Sooner or later, most bitcoins in quick circulation will end up being captured by someone who can sit on them as long as they need to. Maybe not in the first transaction, maybe not in the second, but once they land in one of these people's wallets, they're gone for a *long* time. In other words, from your point of view, you might see lots of Bitcoins flowing through your account, but from a Bitcoin's point of view, they zap and zap between a few accounts before landing on a retirement stash and staying put for 40 years.
In an inflationary setting, removing money from circulation like that, with the concomitant decrease in economic activity, is punished by eroding the value of that money. If you want to stay ahead of inflation, you *have* to invest the money somewhere, which keeps it moving. When money is flowing in one direction, work is flowing in the opposite direction, and that work is what we actually care about in the real world. For better or for worse, most people are not entrepreneurial, and if you tell them that if they keep their money under the mattress, all will be well, that's exactly what they'll do. If you want think of profit as the carrot for investing, inflation is the stick.
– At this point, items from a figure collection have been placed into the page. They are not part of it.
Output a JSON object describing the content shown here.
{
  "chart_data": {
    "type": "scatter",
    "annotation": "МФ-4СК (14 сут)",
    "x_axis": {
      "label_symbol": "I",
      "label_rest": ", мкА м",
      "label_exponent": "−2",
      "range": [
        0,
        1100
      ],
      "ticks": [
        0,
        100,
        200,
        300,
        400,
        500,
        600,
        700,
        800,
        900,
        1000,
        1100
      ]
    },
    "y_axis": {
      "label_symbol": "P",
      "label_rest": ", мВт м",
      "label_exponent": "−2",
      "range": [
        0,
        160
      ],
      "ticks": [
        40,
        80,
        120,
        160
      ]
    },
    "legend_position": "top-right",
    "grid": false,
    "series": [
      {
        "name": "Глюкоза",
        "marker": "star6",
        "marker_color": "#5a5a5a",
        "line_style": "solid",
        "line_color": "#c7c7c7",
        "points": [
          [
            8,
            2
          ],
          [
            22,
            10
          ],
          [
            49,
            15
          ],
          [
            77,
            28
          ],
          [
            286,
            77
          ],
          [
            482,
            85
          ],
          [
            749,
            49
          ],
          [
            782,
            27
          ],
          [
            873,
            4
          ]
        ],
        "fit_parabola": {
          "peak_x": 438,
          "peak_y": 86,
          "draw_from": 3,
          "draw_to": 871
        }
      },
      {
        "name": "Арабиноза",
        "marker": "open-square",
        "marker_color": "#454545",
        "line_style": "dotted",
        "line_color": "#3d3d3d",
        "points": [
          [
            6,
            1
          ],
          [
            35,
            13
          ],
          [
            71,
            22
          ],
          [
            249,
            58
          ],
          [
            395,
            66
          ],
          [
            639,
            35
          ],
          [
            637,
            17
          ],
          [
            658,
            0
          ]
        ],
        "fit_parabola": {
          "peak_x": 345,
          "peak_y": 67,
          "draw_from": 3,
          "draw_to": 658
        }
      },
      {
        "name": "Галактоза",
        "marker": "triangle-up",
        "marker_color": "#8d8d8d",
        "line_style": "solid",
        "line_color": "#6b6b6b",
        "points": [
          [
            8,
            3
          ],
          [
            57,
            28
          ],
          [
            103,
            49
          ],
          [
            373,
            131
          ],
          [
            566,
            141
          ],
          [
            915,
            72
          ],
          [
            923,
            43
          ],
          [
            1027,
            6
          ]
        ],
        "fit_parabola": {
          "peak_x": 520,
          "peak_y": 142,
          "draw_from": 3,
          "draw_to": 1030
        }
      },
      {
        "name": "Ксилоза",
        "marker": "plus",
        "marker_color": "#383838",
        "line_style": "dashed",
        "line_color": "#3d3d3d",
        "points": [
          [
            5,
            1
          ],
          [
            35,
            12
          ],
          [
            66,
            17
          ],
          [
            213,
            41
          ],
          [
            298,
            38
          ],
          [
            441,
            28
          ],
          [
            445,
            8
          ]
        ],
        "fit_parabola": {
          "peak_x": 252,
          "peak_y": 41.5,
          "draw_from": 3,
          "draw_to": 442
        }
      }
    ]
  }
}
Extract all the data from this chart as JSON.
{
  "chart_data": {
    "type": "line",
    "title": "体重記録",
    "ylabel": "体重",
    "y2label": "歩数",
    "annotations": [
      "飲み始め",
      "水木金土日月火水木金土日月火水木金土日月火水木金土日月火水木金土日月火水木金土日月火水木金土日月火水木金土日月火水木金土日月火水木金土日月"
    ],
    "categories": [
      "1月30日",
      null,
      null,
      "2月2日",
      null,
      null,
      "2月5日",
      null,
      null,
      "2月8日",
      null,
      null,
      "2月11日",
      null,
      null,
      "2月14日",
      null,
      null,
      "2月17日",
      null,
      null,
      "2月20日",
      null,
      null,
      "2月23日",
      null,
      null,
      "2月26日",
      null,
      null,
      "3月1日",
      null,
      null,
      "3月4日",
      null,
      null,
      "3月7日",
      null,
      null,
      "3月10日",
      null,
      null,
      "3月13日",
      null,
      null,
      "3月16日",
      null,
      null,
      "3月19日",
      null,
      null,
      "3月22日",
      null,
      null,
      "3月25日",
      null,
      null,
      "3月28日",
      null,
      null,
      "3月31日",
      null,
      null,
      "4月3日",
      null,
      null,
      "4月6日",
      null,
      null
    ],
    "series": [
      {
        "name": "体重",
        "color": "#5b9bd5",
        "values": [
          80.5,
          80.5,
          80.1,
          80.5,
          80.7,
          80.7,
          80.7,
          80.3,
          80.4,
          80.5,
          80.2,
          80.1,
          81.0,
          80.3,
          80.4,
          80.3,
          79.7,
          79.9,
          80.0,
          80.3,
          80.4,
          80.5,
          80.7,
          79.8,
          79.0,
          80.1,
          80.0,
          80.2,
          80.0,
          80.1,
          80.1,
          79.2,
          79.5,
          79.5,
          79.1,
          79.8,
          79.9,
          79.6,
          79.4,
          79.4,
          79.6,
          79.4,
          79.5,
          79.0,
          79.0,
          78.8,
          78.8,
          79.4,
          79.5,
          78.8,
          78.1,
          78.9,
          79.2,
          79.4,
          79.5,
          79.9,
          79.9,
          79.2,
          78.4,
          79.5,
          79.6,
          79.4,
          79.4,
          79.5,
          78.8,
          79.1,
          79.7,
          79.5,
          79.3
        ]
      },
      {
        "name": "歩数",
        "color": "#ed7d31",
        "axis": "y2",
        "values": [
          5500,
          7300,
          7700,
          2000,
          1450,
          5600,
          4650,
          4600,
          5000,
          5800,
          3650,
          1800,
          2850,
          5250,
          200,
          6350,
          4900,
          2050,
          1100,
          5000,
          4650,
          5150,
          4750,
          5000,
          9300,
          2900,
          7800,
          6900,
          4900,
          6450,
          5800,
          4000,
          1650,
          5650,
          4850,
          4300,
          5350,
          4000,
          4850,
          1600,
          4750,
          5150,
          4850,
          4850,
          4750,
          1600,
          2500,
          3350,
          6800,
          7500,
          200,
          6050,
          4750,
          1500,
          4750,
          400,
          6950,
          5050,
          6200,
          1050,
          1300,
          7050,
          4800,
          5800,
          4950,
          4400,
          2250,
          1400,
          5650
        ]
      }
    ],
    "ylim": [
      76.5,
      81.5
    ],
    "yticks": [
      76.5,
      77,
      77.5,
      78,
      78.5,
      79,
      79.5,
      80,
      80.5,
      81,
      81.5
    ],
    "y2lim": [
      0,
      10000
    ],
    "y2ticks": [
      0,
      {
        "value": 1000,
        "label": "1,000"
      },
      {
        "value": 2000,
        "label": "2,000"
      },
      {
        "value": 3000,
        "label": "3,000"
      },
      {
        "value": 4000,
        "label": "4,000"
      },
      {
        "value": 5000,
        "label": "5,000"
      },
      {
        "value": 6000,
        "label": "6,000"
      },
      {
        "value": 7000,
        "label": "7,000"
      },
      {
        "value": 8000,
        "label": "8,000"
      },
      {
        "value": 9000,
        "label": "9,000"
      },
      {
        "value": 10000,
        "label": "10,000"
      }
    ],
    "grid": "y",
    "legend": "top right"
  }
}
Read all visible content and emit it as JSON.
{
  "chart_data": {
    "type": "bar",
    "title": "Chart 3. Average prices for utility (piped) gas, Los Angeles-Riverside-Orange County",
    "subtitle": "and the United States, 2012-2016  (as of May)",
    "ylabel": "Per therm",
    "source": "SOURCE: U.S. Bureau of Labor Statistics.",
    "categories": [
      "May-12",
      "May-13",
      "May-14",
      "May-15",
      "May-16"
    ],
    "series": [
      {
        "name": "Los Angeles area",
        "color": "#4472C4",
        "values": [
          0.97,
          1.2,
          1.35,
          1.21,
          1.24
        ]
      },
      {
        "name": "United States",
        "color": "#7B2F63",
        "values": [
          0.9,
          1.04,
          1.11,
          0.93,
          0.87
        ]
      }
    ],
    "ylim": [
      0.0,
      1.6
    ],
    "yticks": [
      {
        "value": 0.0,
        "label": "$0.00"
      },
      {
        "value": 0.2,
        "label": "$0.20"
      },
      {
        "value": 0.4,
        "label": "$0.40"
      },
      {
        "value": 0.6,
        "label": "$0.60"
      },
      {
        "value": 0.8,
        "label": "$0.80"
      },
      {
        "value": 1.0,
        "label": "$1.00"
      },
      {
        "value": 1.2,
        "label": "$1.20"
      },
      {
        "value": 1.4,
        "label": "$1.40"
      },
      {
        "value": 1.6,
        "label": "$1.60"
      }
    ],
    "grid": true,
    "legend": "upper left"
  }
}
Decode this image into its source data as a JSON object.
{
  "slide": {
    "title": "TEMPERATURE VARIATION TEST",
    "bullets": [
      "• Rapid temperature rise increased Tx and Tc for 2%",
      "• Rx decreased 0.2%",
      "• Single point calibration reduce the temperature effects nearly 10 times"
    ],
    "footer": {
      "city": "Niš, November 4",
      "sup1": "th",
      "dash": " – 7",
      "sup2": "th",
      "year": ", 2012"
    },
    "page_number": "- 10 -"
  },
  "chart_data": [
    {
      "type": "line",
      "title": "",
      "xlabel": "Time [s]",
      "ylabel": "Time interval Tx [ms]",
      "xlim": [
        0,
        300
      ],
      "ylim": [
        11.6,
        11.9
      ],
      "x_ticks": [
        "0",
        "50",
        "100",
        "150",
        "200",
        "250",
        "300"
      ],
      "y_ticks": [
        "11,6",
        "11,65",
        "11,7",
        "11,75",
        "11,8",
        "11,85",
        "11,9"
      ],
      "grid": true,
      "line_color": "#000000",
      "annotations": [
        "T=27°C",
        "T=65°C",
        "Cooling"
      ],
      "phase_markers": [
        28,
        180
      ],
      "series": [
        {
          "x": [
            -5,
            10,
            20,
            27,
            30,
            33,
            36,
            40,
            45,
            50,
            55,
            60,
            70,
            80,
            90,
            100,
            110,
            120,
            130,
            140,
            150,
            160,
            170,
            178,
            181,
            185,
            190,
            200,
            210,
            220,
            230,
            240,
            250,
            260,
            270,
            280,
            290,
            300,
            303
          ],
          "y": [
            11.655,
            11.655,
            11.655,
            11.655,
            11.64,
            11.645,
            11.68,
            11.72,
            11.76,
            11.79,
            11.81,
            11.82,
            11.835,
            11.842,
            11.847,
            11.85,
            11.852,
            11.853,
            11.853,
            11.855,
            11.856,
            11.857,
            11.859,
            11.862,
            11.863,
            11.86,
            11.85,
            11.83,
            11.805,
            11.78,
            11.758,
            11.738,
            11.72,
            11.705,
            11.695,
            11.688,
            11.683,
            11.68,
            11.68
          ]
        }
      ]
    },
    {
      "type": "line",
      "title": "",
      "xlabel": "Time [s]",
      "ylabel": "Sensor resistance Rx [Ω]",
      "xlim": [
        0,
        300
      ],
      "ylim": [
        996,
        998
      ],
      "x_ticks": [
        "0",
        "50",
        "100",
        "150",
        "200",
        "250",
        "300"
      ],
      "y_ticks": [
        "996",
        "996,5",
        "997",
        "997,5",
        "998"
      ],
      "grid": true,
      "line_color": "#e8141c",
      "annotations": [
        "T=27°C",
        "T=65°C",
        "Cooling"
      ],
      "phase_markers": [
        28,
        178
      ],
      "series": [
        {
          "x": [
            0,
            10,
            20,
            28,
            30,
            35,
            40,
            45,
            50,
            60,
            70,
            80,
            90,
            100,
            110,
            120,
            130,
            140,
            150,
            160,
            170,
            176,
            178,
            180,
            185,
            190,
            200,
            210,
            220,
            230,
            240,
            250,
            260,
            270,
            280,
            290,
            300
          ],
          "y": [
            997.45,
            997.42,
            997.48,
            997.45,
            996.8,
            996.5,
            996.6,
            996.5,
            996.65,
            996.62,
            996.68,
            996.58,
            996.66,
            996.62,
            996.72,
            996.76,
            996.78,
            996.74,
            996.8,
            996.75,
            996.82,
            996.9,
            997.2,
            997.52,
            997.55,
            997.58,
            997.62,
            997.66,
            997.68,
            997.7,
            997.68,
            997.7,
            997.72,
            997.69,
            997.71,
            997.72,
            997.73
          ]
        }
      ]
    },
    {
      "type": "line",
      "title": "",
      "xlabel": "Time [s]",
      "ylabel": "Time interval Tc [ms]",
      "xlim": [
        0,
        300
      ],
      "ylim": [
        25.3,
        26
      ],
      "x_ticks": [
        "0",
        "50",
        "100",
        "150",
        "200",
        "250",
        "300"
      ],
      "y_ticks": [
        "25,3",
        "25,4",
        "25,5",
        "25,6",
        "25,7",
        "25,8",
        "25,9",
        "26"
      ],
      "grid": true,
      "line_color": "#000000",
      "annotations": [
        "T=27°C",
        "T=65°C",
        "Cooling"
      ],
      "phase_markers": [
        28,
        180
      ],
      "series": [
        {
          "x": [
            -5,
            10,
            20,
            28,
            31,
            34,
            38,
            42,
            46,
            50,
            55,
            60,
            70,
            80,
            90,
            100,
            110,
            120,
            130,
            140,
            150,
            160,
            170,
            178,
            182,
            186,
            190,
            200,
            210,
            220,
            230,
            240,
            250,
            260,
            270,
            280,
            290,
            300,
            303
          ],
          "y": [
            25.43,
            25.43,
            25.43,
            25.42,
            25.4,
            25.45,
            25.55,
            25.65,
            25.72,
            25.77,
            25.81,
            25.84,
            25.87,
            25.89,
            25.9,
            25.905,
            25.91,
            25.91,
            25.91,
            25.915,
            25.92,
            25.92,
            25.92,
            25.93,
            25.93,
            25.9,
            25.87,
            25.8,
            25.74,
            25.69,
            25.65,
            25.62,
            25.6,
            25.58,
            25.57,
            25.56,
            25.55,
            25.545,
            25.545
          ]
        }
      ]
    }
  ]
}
* Be creative: imagine what food will cost compared to now if 9 billion people have to eat every day, and everyone demands their wallet balance to always be at least a day's worth of expenses. hint: that's 0.002 BTC / person under complete equality and assuming each and every Bitcoin changes hands daily. For comparison, the equivalent measure for dollars is about half a year, and for BTC now [discounting the "volume" generated by change transactions], about
two years the same [sorry about that glitch].